Impor Berkurang, Peternak Sapi Bergairah
Penghentian ekspor sapi hidup maupun daging sapi dari Australia merupakan langkah terbaik dari pemerintah untuk kembali menggairahkan masyarakat memelihara sapi. Saat ini masayarakat atau khususnya peternak enggan memelihara sapi karena harga jatuh pada titik paling rendah.
Kepala Dinas Pertanian, Peternakan dan Kehutanan Pemerintah Kabupaten Bantul Daerah Istimewa Yogyakarta, Edi Suhariyanta, menyatakan penyebab utama peternak enggan memelihara sapi adalah jatuhnya harga sapi akibat impor sapi yang dilakukan pemerintah.

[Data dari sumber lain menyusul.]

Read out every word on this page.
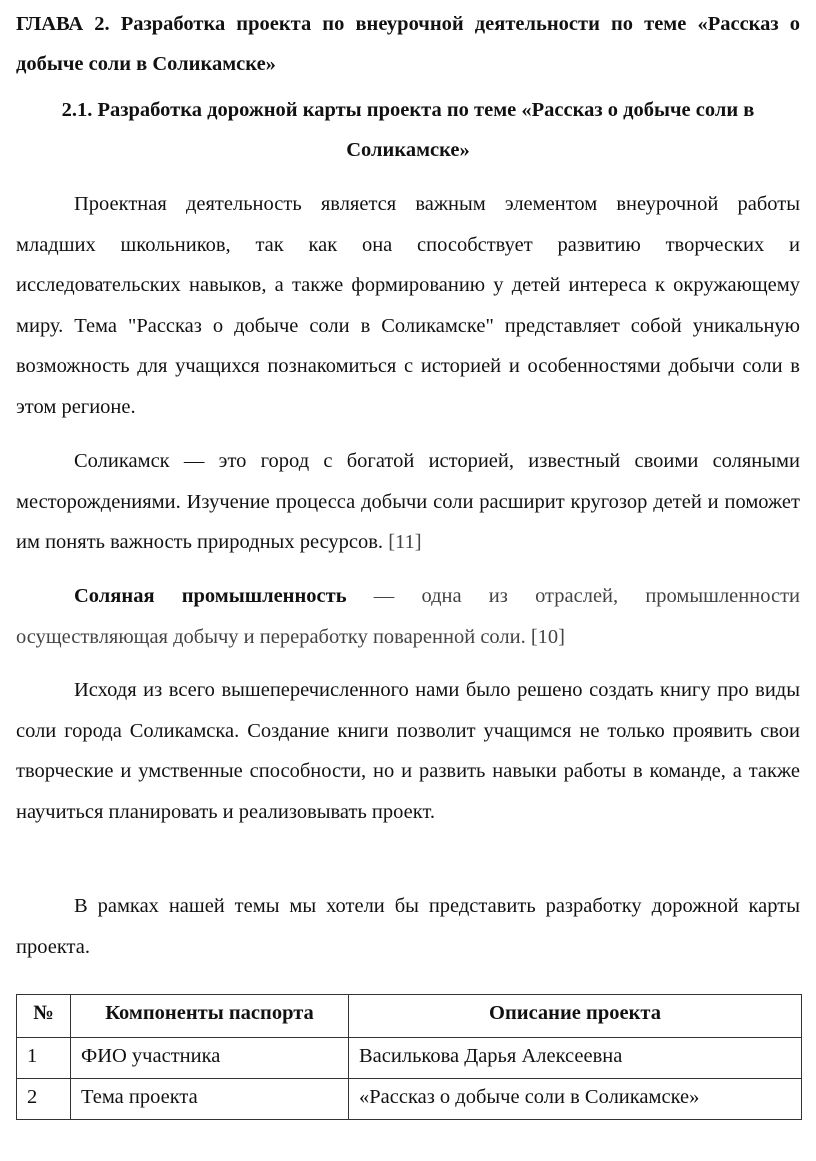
ГЛАВА 2. Разработка проекта по внеурочной деятельности по теме «Рассказ о добыче соли в Соликамске»
2.1. Разработка дорожной карты проекта по теме «Рассказ о добыче соли в Соликамске»

Проектная деятельность является важным элементом внеурочной работы младших школьников, так как она способствует развитию творческих и исследовательских навыков, а также формированию у детей интереса к окружающему миру. Тема "Рассказ о добыче соли в Соликамске" представляет собой уникальную возможность для учащихся познакомиться с историей и особенностями добычи соли в этом регионе.

Соликамск — это город с богатой историей, известный своими соляными месторождениями. Изучение процесса добычи соли расширит кругозор детей и поможет им понять важность природных ресурсов. [11]

Соляная промышленность — одна из отраслей, промышленности осуществляющая добычу и переработку поваренной соли. [10]

Исходя из всего вышеперечисленного нами было решено создать книгу про виды соли города Соликамска. Создание книги позволит учащимся не только проявить свои творческие и умственные способности, но и развить навыки работы в команде, а также научиться планировать и реализовывать проект.

В рамках нашей темы мы хотели бы представить разработку дорожной карты проекта.

№	Компоненты паспорта	Описание проекта
1	ФИО участника	Василькова Дарья Алексеевна
2	Тема проекта	«Рассказ о добыче соли в Соликамске»
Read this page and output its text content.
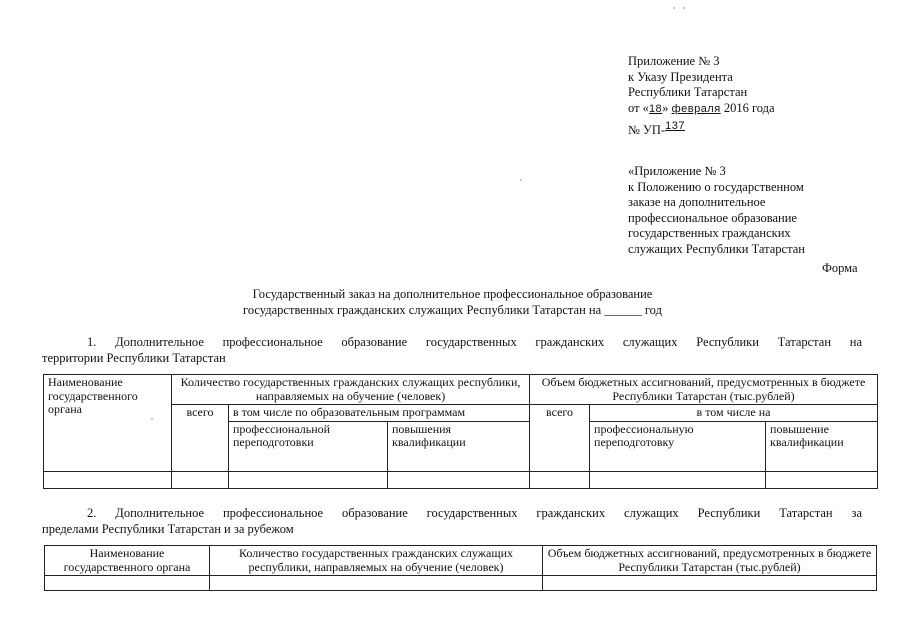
Приложение № 3
к Указу Президента
Республики Татарстан
от «18» февраля 2016 года
№ УП-137
«Приложение № 3
к Положению о государственном
заказе на дополнительное
профессиональное образование
государственных гражданских
служащих Республики Татарстан
Форма
Государственный заказ на дополнительное профессиональное образование
государственных гражданских служащих Республики Татарстан на ______ год
1. Дополнительное профессиональное образование государственных гражданских служащих Республики Татарстан на
территории Республики Татарстан
Наименование государственного органа	Количество государственных гражданских служащих республики, направляемых на обучение (человек)			Объем бюджетных ассигнований, предусмотренных в бюджете Республики Татарстан (тыс.рублей)		
	всего	в том числе по образовательным программам		всего	в том числе на	
		профессиональной переподготовки	повышения квалификации		профессиональную переподготовку	повышение квалификации

2. Дополнительное профессиональное образование государственных гражданских служащих Республики Татарстан за
пределами Республики Татарстан и за рубежом
Наименование государственного органа	Количество государственных гражданских служащих республики, направляемых на обучение (человек)	Объем бюджетных ассигнований, предусмотренных в бюджете Республики Татарстан (тыс.рублей)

"Ketika peternak kembali bergairah memelihara sapi karena harga menguntungkan bagi peternak, maka ketersediaan daging untuk konsumsi masyarakat akan terpenuhi," katanya,
Menurut Edi, kebijakan impor sapi atau daging sapi dapat dilakukan pada waktu-waktu tertentu seperti menjelang Hari Raya Idul Fitri, libur panjang akhir tahun. "Daerah tujuan impor sapi juga harus pada daerah yang jumlah sapinya terbatas seperti Sumatera atau Kalimantan," katanya
Lebih lanjut Edi menyatakan, dengan harga sapi yang jatuh juga berdampak menurunnya permintaan inseminasi buatan sebanyak 30 persen. Hal ini terjadi karena pasokan pakan kepada sapi betina hanya seadanya. "Saat banyak para peternak sapi yang menyembelih sapinya," kata Edi. Hal ini untuk memenuhi kebutuhan pasar.
sumber : vivanews.com
Baca Selengkapnya...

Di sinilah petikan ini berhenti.